TrackBacks (0) Comments (0)
We're currently experiencing issues with our qmail cluster, mail.blacknight.com - Our engineers are working to resolve this ASAP and all updates will be posted here as they become available.

UPDATE 11:32 - All services have been resumed. 

mail.blacknight.com / smtpr1.cp.blacknight.com major maintenance

TrackBacks (0) Comments (0)
Summary: Following on from this weeks earlier maintenance we're going to do the final move of e-mail to the new storage platform tonight October 14th.

We'll take mail offline again at 23:00 hours for approx 2 hours until 1am. This move is essentially just an rsync of data from the old system to the new system and that's it. We've already seeded the data to the new platform using a recent backup so there isn't a huge amount of data to be copied. We will then re-mount the new drives onto the mail servers and begin the mail flow once again after some essential tests.

Tomorrow Saturday 15th we'll monitor everything closely and see how it all performs.

Update: 01:20: We've gone over time on this but the difference between the restored backup and the data on the old mail storage node is more significant than we expected. The copy is approx 50% done and we estimate about another hour to two hours for completion.

Update: 03:30: The copy is going very well, it shouldn't be too much longer. Current estimates for complete are approx 04:15am

Update: 04:15: It's very close to being completed right now. There's probably another 30-40 minutes max left. ETA is now 05:00.

Update: 04:45: Mail has been back and stable for the past 10 minutes. We have full visibility on the storage platforms performance now and everything is well within specified parameters.

mail.blacknight.com / smtpr1.cp.blacknight.com mail download slowness

TrackBacks (0) Comments (0)
Summary: Since approx 11:30 this morning people have been experiencing some delays in downloading e-mail, it appears to download very slow and sometimes it times out. Between 11:30 and approx 13:30 is the busiest time of day for the mail servers and we expect that a rebuilding raid array may be causing this issue. The array should be rebuilt completely by mid to late afternoon today at which time things should improve dramatically. We can't really do anything to speed this up in the interim.
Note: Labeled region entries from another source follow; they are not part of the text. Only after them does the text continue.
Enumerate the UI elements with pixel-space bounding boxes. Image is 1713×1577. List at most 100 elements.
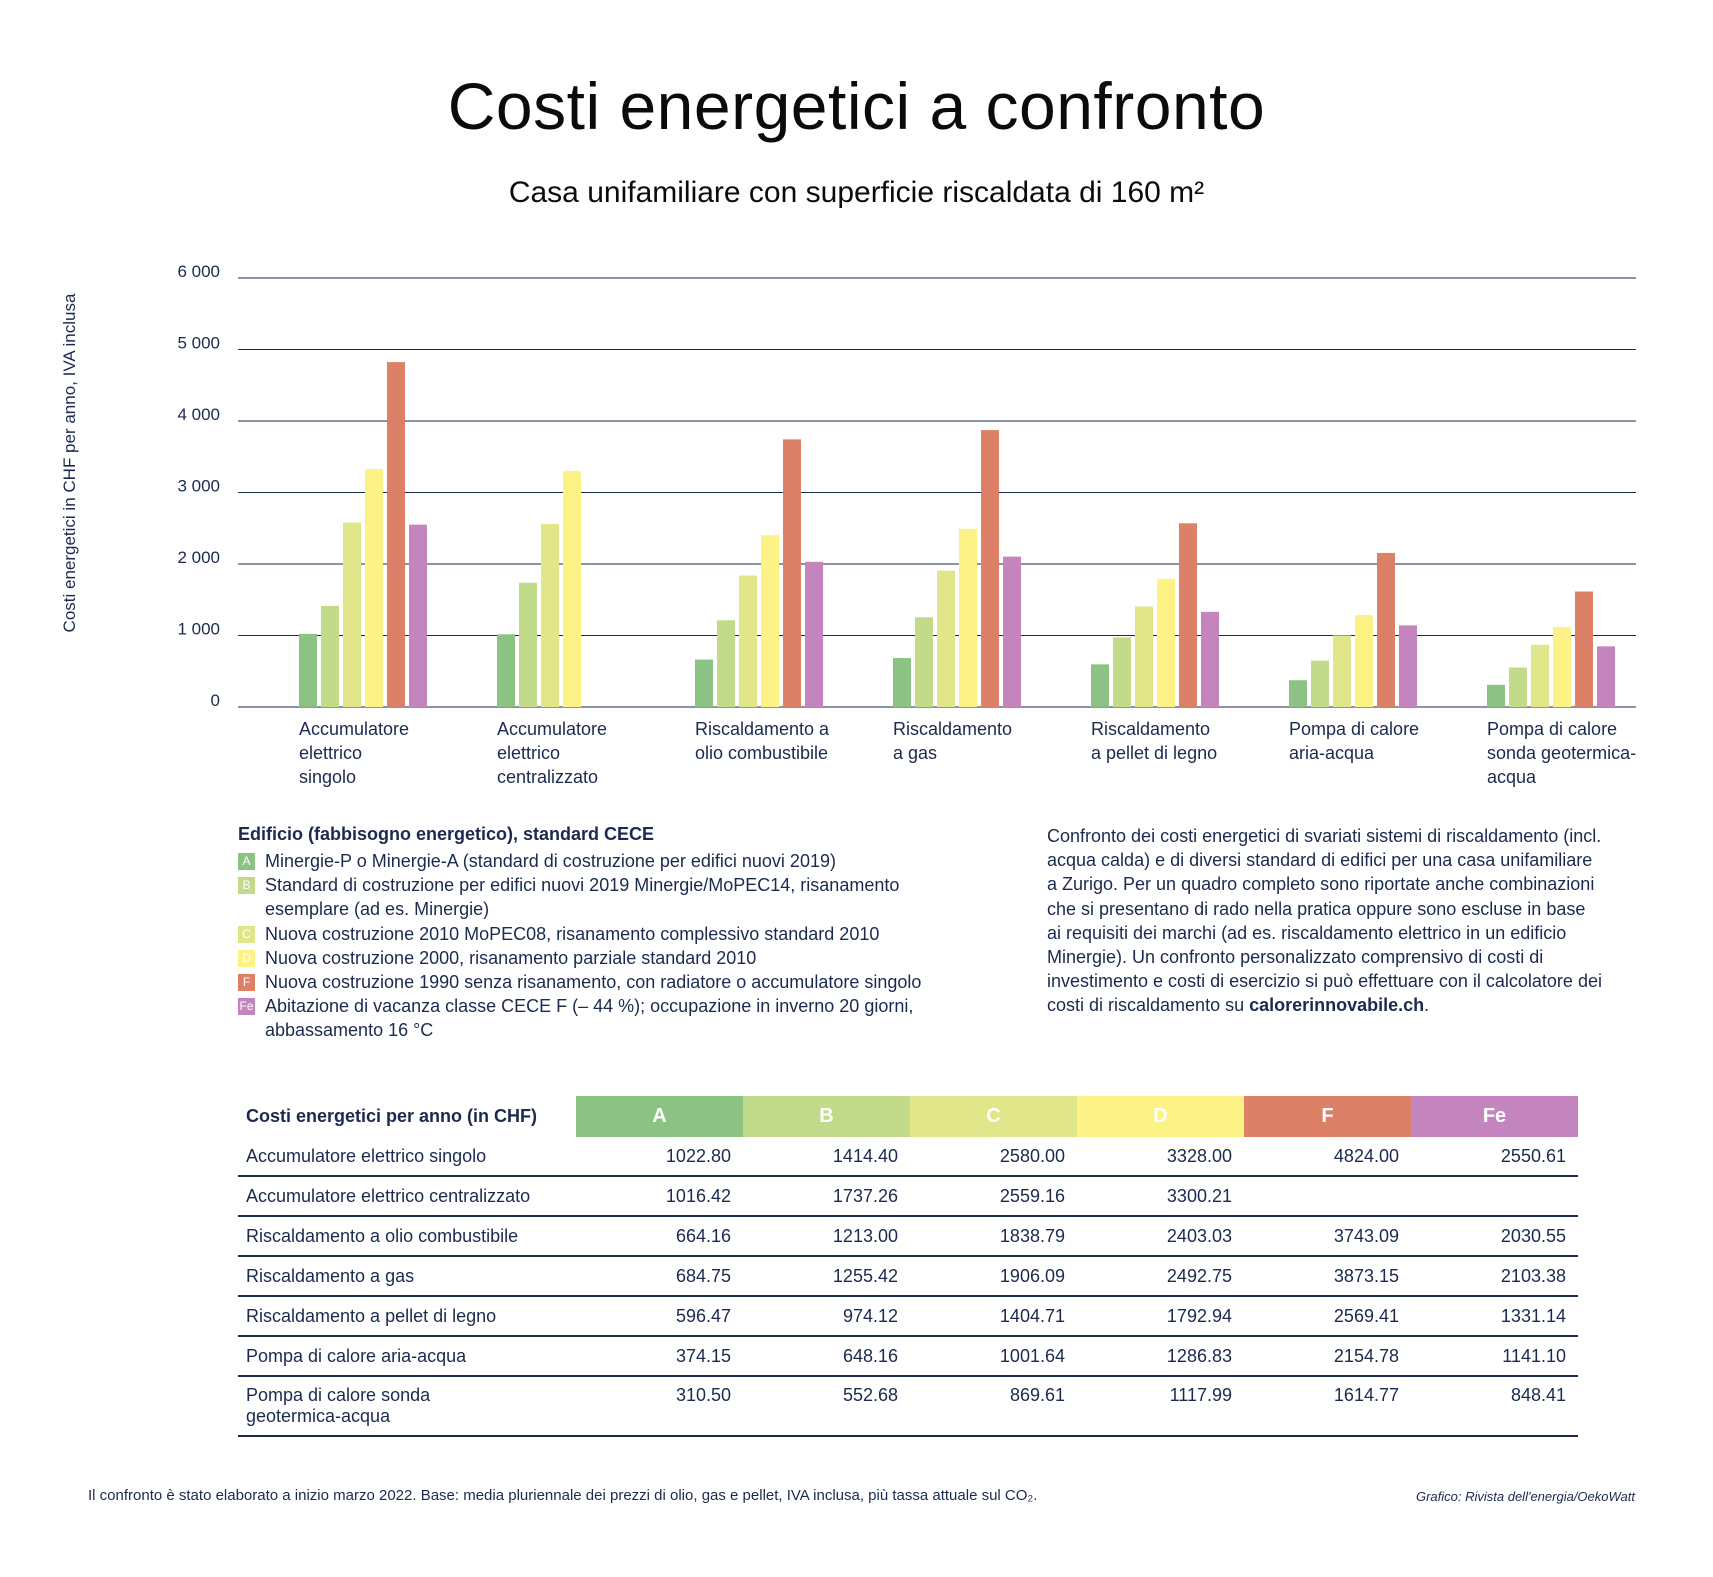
table-row-label: Riscaldamento a gas bbox=[238, 1256, 576, 1297]
bar-c bbox=[343, 522, 361, 707]
bar-d bbox=[959, 528, 977, 707]
table-cell: 684.75 bbox=[576, 1256, 743, 1297]
x-tick-label: centralizzato bbox=[497, 767, 598, 787]
table-row-label: Riscaldamento a olio combustibile bbox=[238, 1216, 576, 1257]
legend-swatch: A bbox=[238, 853, 255, 870]
table-cell: 1213.00 bbox=[743, 1216, 910, 1257]
table-cell: 1141.10 bbox=[1411, 1336, 1578, 1377]
table-cell: 2550.61 bbox=[1411, 1137, 1578, 1177]
table-cell: 596.47 bbox=[576, 1296, 743, 1337]
table-cell: 374.15 bbox=[576, 1336, 743, 1377]
description-line: a Zurigo. Per un quadro completo sono ri… bbox=[1047, 874, 1595, 895]
table-header-f: F bbox=[1244, 1096, 1411, 1137]
table-cell: 1906.09 bbox=[910, 1256, 1077, 1297]
legend-swatch: Fe bbox=[238, 998, 255, 1016]
bar-c bbox=[1333, 635, 1351, 707]
table-cell: 1117.99 bbox=[1077, 1376, 1244, 1437]
table-cell: 3873.15 bbox=[1244, 1256, 1411, 1297]
description-text: costi di riscaldamento su bbox=[1047, 995, 1250, 1016]
table-cell: 2492.75 bbox=[1077, 1256, 1244, 1297]
table-cell bbox=[1411, 1176, 1578, 1217]
legend-swatch: B bbox=[238, 877, 255, 895]
x-tick-label: elettrico bbox=[497, 743, 560, 763]
table-cell: 2569.41 bbox=[1244, 1296, 1411, 1337]
y-tick-label: 0 bbox=[211, 691, 220, 710]
table-cell: 1001.64 bbox=[910, 1336, 1077, 1377]
y-tick-label: 5 000 bbox=[177, 334, 220, 353]
bar-a bbox=[1289, 680, 1307, 707]
table-header-fe: Fe bbox=[1411, 1096, 1578, 1137]
page-subtitle: Casa unifamiliare con superficie riscald… bbox=[508, 176, 1205, 209]
table-row-label: Riscaldamento a pellet di legno bbox=[238, 1296, 576, 1337]
table-cell: 1022.80 bbox=[576, 1137, 743, 1177]
table-cell: 1414.40 bbox=[743, 1137, 910, 1177]
table-row-label: Pompa di calore aria-acqua bbox=[238, 1336, 576, 1377]
x-tick-label: Pompa di calore bbox=[1487, 719, 1617, 739]
table-cell: 1614.77 bbox=[1244, 1376, 1411, 1437]
table-cell: 2559.16 bbox=[910, 1176, 1077, 1217]
bar-d bbox=[1157, 578, 1175, 707]
bar-fe bbox=[1003, 556, 1021, 707]
legend-text: Standard di costruzione per edifici nuov… bbox=[265, 875, 900, 920]
y-axis-title: Costi energetici in CHF per anno, IVA in… bbox=[60, 293, 79, 633]
x-tick-label: singolo bbox=[299, 767, 356, 787]
bar-fe bbox=[1399, 625, 1417, 707]
bar-c bbox=[1135, 606, 1153, 707]
table-cell: 3743.09 bbox=[1244, 1216, 1411, 1257]
x-tick-label: elettrico bbox=[299, 743, 362, 763]
y-tick-label: 6 000 bbox=[177, 262, 220, 281]
bar-c bbox=[739, 575, 757, 707]
bar-a bbox=[299, 633, 317, 707]
bar-f bbox=[1377, 552, 1395, 707]
table-cell: 974.12 bbox=[743, 1296, 910, 1337]
table-cell: 1792.94 bbox=[1077, 1296, 1244, 1337]
x-tick-label: Accumulatore bbox=[299, 719, 409, 739]
bar-fe bbox=[1201, 611, 1219, 707]
table-header-c: C bbox=[910, 1096, 1077, 1137]
table-cell: 648.16 bbox=[743, 1336, 910, 1377]
table-cell: 1286.83 bbox=[1077, 1336, 1244, 1377]
bar-b bbox=[915, 617, 933, 707]
table-cell bbox=[1244, 1176, 1411, 1217]
description-line: costi di riscaldamento su calorerinnovab… bbox=[1047, 993, 1647, 1017]
page-title: Costi energetici a confronto bbox=[447, 69, 1266, 143]
bar-a bbox=[695, 659, 713, 707]
bar-f bbox=[1179, 523, 1197, 707]
description-text: . bbox=[1424, 995, 1430, 1016]
legend-swatch: D bbox=[238, 949, 255, 967]
table-row-label: Accumulatore elettrico centralizzato bbox=[238, 1176, 576, 1217]
table-cell: 1838.79 bbox=[910, 1216, 1077, 1257]
description: Confronto dei costi energetici di svaria… bbox=[1047, 824, 1647, 1018]
table-row-label: Pompa di calore sonda geotermica-acqua bbox=[238, 1376, 576, 1437]
table-cell: 3300.21 bbox=[1077, 1176, 1244, 1217]
legend-text: Nuova costruzione 1990 senza risanamento… bbox=[265, 972, 922, 992]
bar-d bbox=[563, 471, 581, 707]
table-cell: 664.16 bbox=[576, 1216, 743, 1257]
table-cell: 4824.00 bbox=[1244, 1137, 1411, 1177]
legend-text: Minergie-P o Minergie-A (standard di cos… bbox=[265, 851, 836, 871]
description-line: Minergie). Un confronto personalizzato c… bbox=[1047, 947, 1544, 968]
legend-text: Nuova costruzione 2000, risanamento parz… bbox=[265, 947, 757, 968]
bar-b bbox=[1113, 637, 1131, 707]
table-row: Accumulatore elettrico centralizzato 1016… bbox=[238, 1176, 1578, 1217]
x-tick-label: sonda geotermica- bbox=[1487, 743, 1636, 763]
bar-f bbox=[387, 362, 405, 707]
bar-a bbox=[1487, 684, 1505, 707]
table-cell: 1404.71 bbox=[910, 1296, 1077, 1337]
table-row: Pompa di calore sonda geotermica-acqua 310… bbox=[238, 1376, 1578, 1437]
website-link[interactable]: calorerinnovabile.ch bbox=[1249, 995, 1425, 1016]
table-row-label: Accumulatore elettrico singolo bbox=[238, 1137, 576, 1177]
table-row: Accumulatore elettrico singolo 1022.80 141… bbox=[238, 1137, 1578, 1177]
bar-fe bbox=[409, 524, 427, 707]
description-line: ai requisiti dei marchi (ad es. riscalda… bbox=[1047, 922, 1567, 943]
bar-d bbox=[1355, 614, 1373, 707]
legend-text: Nuova costruzione 2010 MoPEC08, risaname… bbox=[265, 923, 880, 944]
table-header-a: A bbox=[576, 1096, 743, 1137]
table-row: Riscaldamento a pellet di legno 596.47 974… bbox=[238, 1296, 1578, 1337]
legend-heading: Edificio (fabbisogno energetico), standa… bbox=[238, 824, 655, 844]
legend-swatch: F bbox=[238, 974, 255, 991]
bar-d bbox=[365, 469, 383, 707]
table-cell: 2103.38 bbox=[1411, 1256, 1578, 1297]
Additionally once we perform the major upgrade later this week of the storage backend we expect mail to function 100% and perform much much better than it has been.
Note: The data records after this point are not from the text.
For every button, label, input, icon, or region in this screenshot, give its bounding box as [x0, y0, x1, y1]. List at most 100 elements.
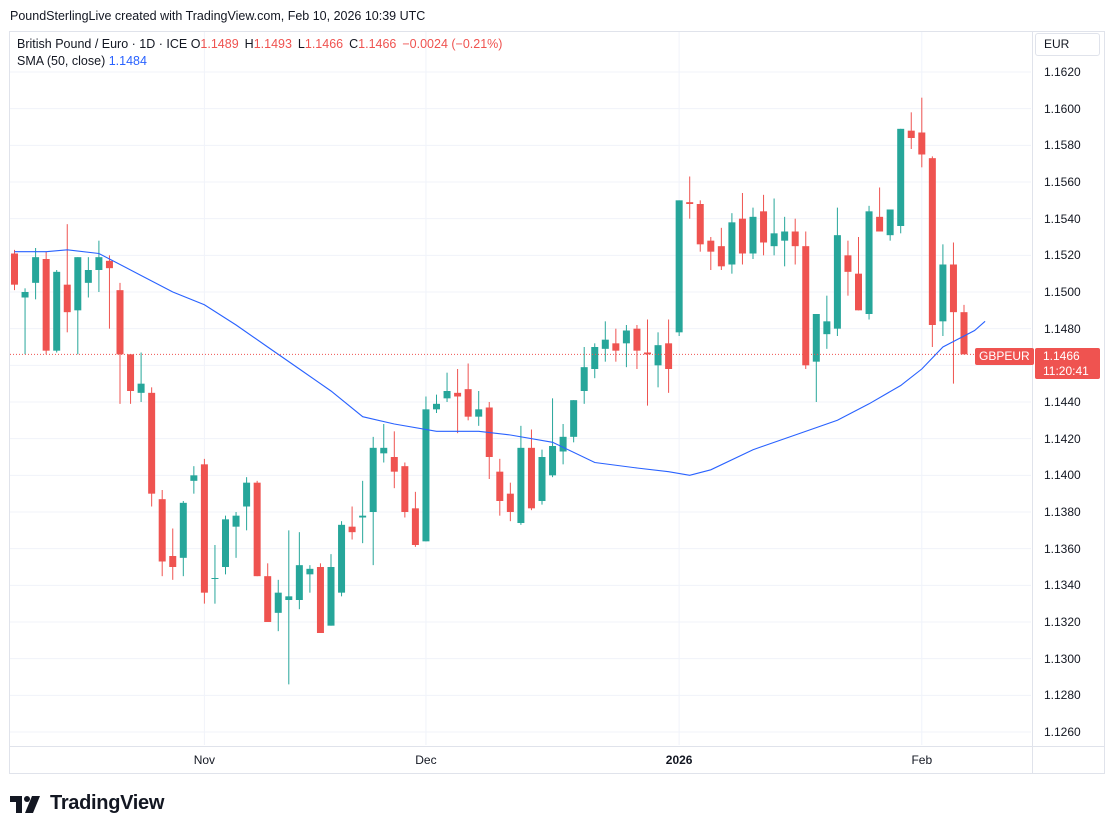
candle-body: [63, 284, 71, 313]
y-tick-label: 1.1420: [1044, 431, 1081, 446]
candle-down: [696, 200, 704, 252]
candle-body: [665, 343, 673, 369]
candle-body: [791, 231, 799, 247]
x-tick-label: Feb: [911, 753, 933, 767]
candle-body: [179, 502, 187, 558]
candle-down: [127, 354, 135, 404]
price-legend-row: British Pound / Euro · 1D · ICE O1.1489 H…: [17, 36, 502, 53]
candle-down: [633, 325, 641, 369]
candle-body: [74, 257, 82, 311]
candle-body: [190, 475, 198, 481]
y-tick-label: 1.1440: [1044, 395, 1081, 409]
candle-body: [274, 592, 282, 613]
candle-body: [707, 240, 715, 252]
y-tick-label: 1.1600: [1044, 101, 1081, 116]
y-tick-label: 1.1480: [1044, 321, 1081, 336]
candle-up: [232, 512, 240, 558]
candle-up: [675, 200, 683, 336]
candle-down: [876, 187, 884, 232]
candle-down: [665, 319, 673, 393]
y-tick-label: 1.1260: [1044, 725, 1081, 739]
tradingview-logo[interactable]: TradingView: [10, 792, 164, 815]
candle-body: [11, 253, 18, 285]
y-tick-label: 1.1340: [1044, 578, 1081, 593]
y-tick-label: 1.1300: [1044, 651, 1081, 666]
candle-up: [781, 216, 789, 267]
candle-up: [95, 240, 103, 292]
candle-up: [306, 565, 314, 593]
candle-down: [907, 112, 915, 149]
candle-down: [464, 363, 472, 421]
candle-body: [675, 200, 683, 333]
y-tick-label: 1.1620: [1044, 65, 1081, 79]
sma-legend-row[interactable]: SMA (50, close) 1.1484: [17, 53, 502, 70]
candle-body: [105, 260, 113, 269]
candle-body: [211, 578, 219, 579]
candle-up: [580, 347, 588, 404]
currency-selector[interactable]: EUR: [1035, 33, 1100, 56]
candle-body: [686, 202, 694, 204]
chart-frame[interactable]: [9, 31, 1105, 774]
candle-down: [63, 224, 71, 333]
candle-down: [485, 402, 493, 479]
ohlc-open-label: O: [190, 37, 201, 51]
candle-body: [696, 204, 704, 245]
candle-body: [137, 383, 145, 393]
candle-body: [538, 457, 546, 501]
candle-body: [158, 499, 166, 562]
candle-up: [559, 424, 567, 465]
candle-down: [760, 194, 768, 256]
candle-body: [148, 392, 156, 494]
candle-up: [211, 545, 219, 604]
candle-body: [812, 314, 820, 362]
candles: [11, 97, 968, 685]
candle-up: [443, 372, 451, 402]
candle-body: [865, 211, 873, 314]
candle-body: [116, 290, 124, 355]
candle-down: [148, 387, 156, 507]
candle-body: [295, 565, 303, 600]
candle-up: [32, 248, 40, 300]
candle-body: [928, 158, 936, 325]
candle-body: [738, 218, 746, 254]
candle-down: [169, 528, 177, 580]
candle-down: [612, 328, 620, 362]
candle-body: [443, 391, 451, 399]
candle-body: [433, 403, 440, 410]
ohlc-low: 1.1466: [304, 37, 344, 51]
candle-body: [348, 526, 356, 533]
candle-body: [855, 273, 862, 311]
candle-up: [591, 343, 599, 379]
candle-down: [738, 193, 746, 265]
candle-down: [717, 227, 725, 270]
candle-down: [707, 237, 715, 270]
candle-up: [538, 449, 546, 505]
candle-up: [654, 332, 662, 388]
x-tick-label: Nov: [193, 753, 216, 767]
candle-body: [644, 352, 651, 355]
tradingview-logo-icon: [10, 795, 40, 813]
candle-body: [359, 515, 367, 518]
candle-body: [612, 343, 620, 351]
candle-body: [253, 482, 261, 577]
candle-up: [190, 466, 198, 494]
sma-line: [14, 249, 986, 476]
y-tick-label: 1.1520: [1044, 248, 1081, 263]
candle-body: [960, 312, 968, 355]
candle-body: [654, 345, 662, 366]
candle-up: [74, 257, 82, 355]
candle-up: [728, 213, 736, 274]
symbol-title: British Pound / Euro · 1D · ICE: [17, 37, 188, 51]
candle-down: [200, 458, 208, 604]
x-tick-label: Dec: [415, 753, 437, 767]
candle-up: [369, 436, 377, 566]
y-tick-label: 1.1560: [1044, 175, 1081, 189]
candle-down: [527, 429, 535, 511]
symbol-tag: GBPEUR: [975, 348, 1034, 365]
candle-up: [601, 321, 609, 362]
candle-body: [918, 132, 926, 155]
candle-body: [285, 596, 293, 600]
candle-body: [897, 128, 905, 226]
candle-body: [243, 482, 251, 507]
Update @ 16:45:  Mail raid rebuild is still continuing at this time.

Update: 19:55: The raid array that powers the current mail cluster finished rebuilding at 18:45:54 this evening. We expect it's performance to return to normal now.

mail.blacknight.com / smtpr1.cp.blacknight.com major maintenance

TrackBacks (0) Comments (0)
Summary: On 23:00 on Monday 10th of October we're going to take the mail cluster offline completely for approx 4 hours until 03:00. This is to facilitate the following:

1) Upgraded storage space for the mail store
2) Upgraded performance for the mail store
3) Upgraded file system from ext3 to ext4 for performance reasons

We're doing this in stages.

Stage 1)

We've restored the existing mail system from a recent backup to a new location. We'll begin copying that data to the new Mail Storage node which has 20Gbit/s of connectivity to our SAN. We estimate that this will take approx 24-48 hours to complete.

Stage 2)

We will then take the mail system offline again in a couple of nights to do a final sync of the changes on the new system. This will depend largely on the amount of time it takes to do the copy over to the SAN. Estimations range from between 36 and 50 hours approx.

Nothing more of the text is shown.